COME CLOSER COME CLOSER COME CLOSER COME CLOSER
The drasc stamped at Qul again, finding Vri too lively for it. The giant bird missed Qul’s torso, but a bit of it’s foot, not even the claws, slid down the scout’s side. In doing so, it ripped a good half a foot of skin right off, burning like lightning. But Qul didn’t notice. He had an Idea.
The scout surged forward, towards the siren tree, heedless of the pain. The drasc shrieked once more and kicked out at him once more, but Qul was out of range. The Ssilirian rushed through the low-hanging vines, sliding low into the water as the vines came to life. Pale white tentacle-vines lashed out at Qul, seeking to capture him up, but the scout was already through the water and out the other side.
The drasc which followed him was not so lucky. Expecting the vegetation to remain quiescent, it was surprised when the tentacle-vines began to whip about it, wrapping themselves around the giant bird’s body. It screeched, now in terror instead of bloodlust, and kicked forward at the tree. Chunks of the pseudo-bark flew, revealing the fleshy organs beneath. Another kick caused one of the unnamed organs to explode into off-white pulp.
PAIN DIE KILL PAIN KILL BURN DIE HURT KILL
The psychic screech was mind-numbing, but mostly directed at the thrashing Drasc. It went limp, it’s avian brain overloaded by the psionic attack. The wounded siren tree now wrapped its prey in vines, lifting it up towards the ravenous maw at the top of tree.

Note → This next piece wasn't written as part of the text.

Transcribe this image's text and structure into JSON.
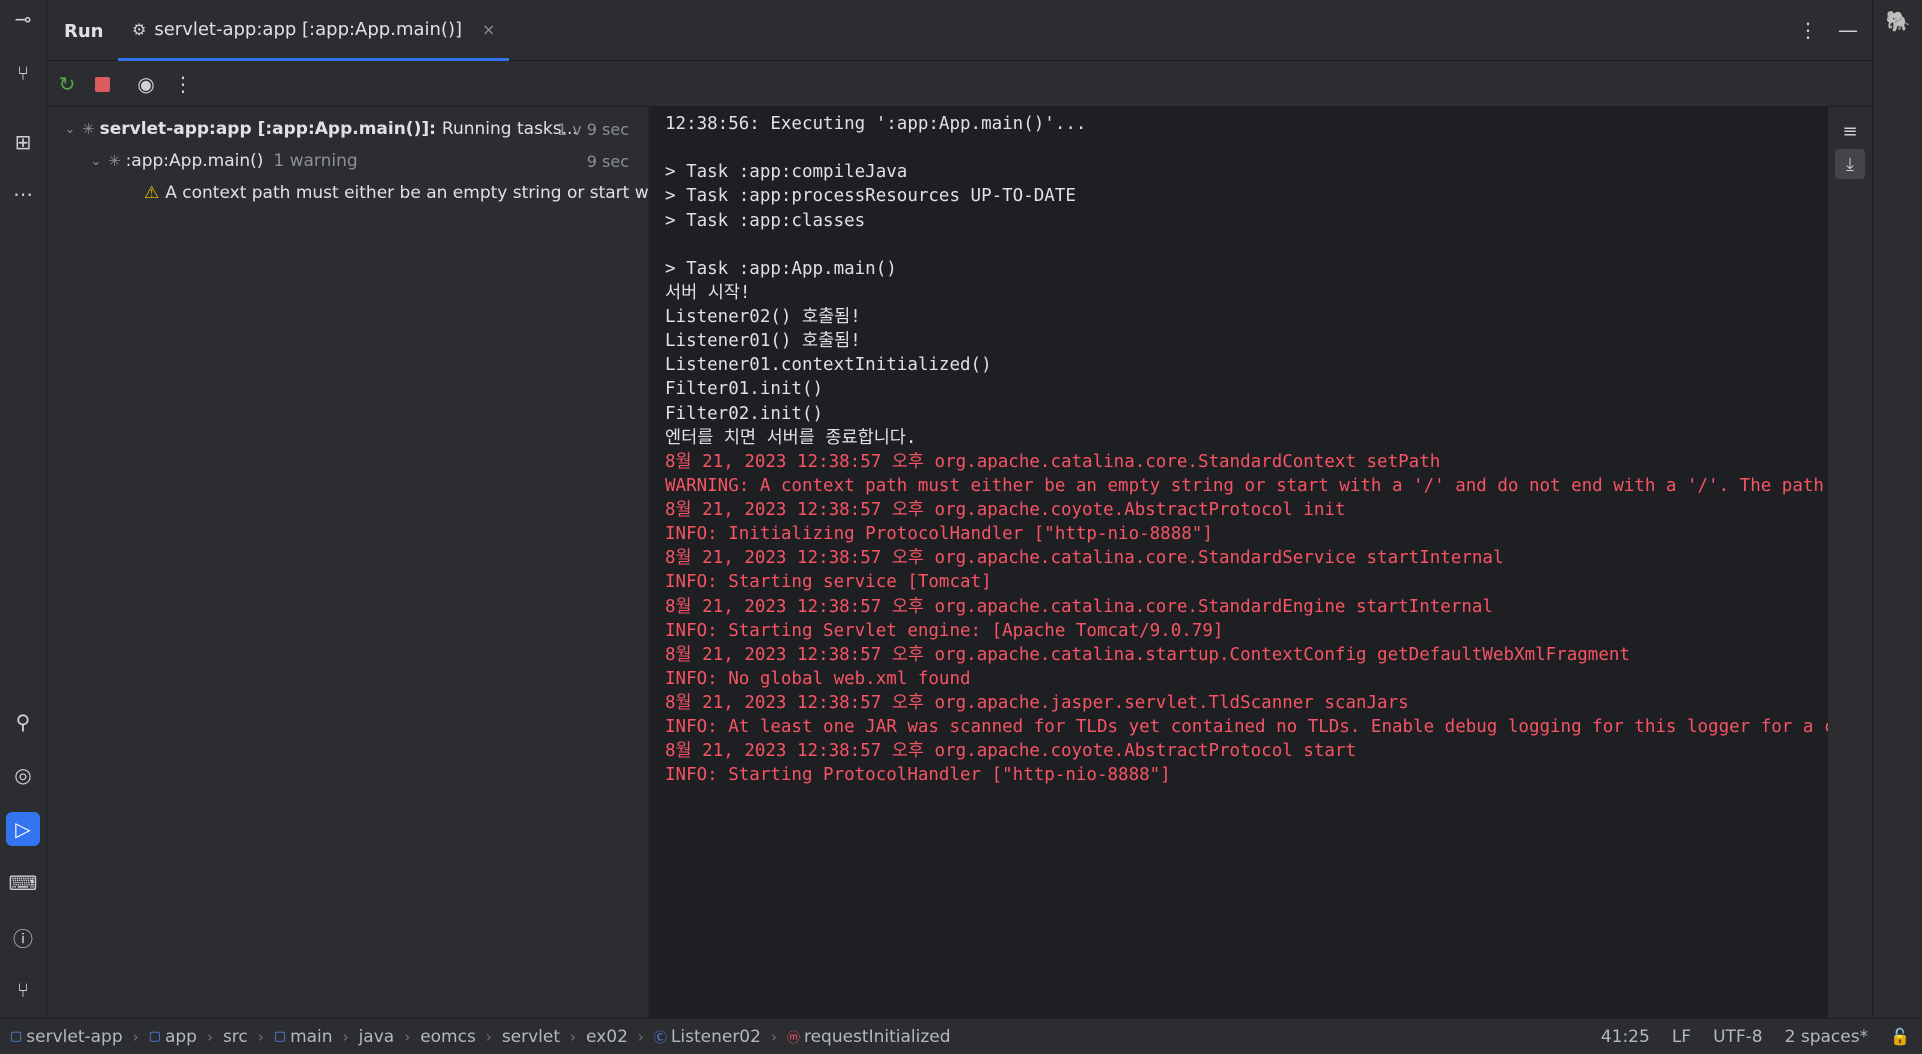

Qul moved around the tree, finding where Vri was staying well out of reach of the waving vines. Qul’s side, now that the shock had worn off, felt even worse. Vri helped him up wordlessly, then pointed to a scattering of trade goods and clothing at the base of the siren tree.
“We found the merchants.” Qul said tonelessly. He glanced up at the stunned Drasc and the battered siren tree. It was still a very open question who would emerge victorious, if the Drasc broke out of its confusion in time. Either way, Qul had absolutely zero desire to be around when this battle finished. “Let’s get out of here.”
“Smartest thing you’ve said all day.” Vri muttered, though he gave Qul’s shoulder a friendly squeeze. “Let’s go.”